In April 2017, she was named a Fellow of the John Simon Guggenheim Memorial Foundation in photography.
Disabled U.S. Army veteran, Karen Scott takes a cocktail of drugs prescribed by the U.S. Department of Veterans Affairs (VA).
Melissa Ramon cries in the relaxation room at the “4th Annual Heroes in the Shadows, San Gabriel Valley Veterans Stand Down” in Pomona, CA. Homeless veterans attend stand-downs to replenish themselves in a safe environment with hot meals, clothing, shelter and access to area medical and homeless services.

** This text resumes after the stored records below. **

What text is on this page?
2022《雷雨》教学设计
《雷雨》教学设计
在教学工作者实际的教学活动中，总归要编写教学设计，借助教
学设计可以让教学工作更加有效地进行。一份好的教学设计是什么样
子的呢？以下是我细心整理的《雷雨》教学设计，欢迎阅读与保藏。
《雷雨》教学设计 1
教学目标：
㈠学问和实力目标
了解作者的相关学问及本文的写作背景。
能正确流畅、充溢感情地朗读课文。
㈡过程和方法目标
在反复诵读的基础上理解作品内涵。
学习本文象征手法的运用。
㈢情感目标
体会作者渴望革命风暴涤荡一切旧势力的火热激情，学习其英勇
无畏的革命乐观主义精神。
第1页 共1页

Darlene Matthews shows signs of fatigue after rolling down her window on a rainy evening for a portrait in her car where she has been
living for the past three years in Costa Mesa, CA, in the parking lot of a mortuary next to a graveyard. She has been waiting for a housing voucher and benefits from the U.S. Department of Veterans Affairs, (VA). Darlene joined the U.S. Army in 1976. “I was going to join this all women’s army and there would be no sexual problems but I joined and there were sexual problems. The whole atmosphere was abusive. It’s like being in a fun house and every door gets slammed in your face every time you try to leave. I feel like giving up sometimes, and nobody would care.”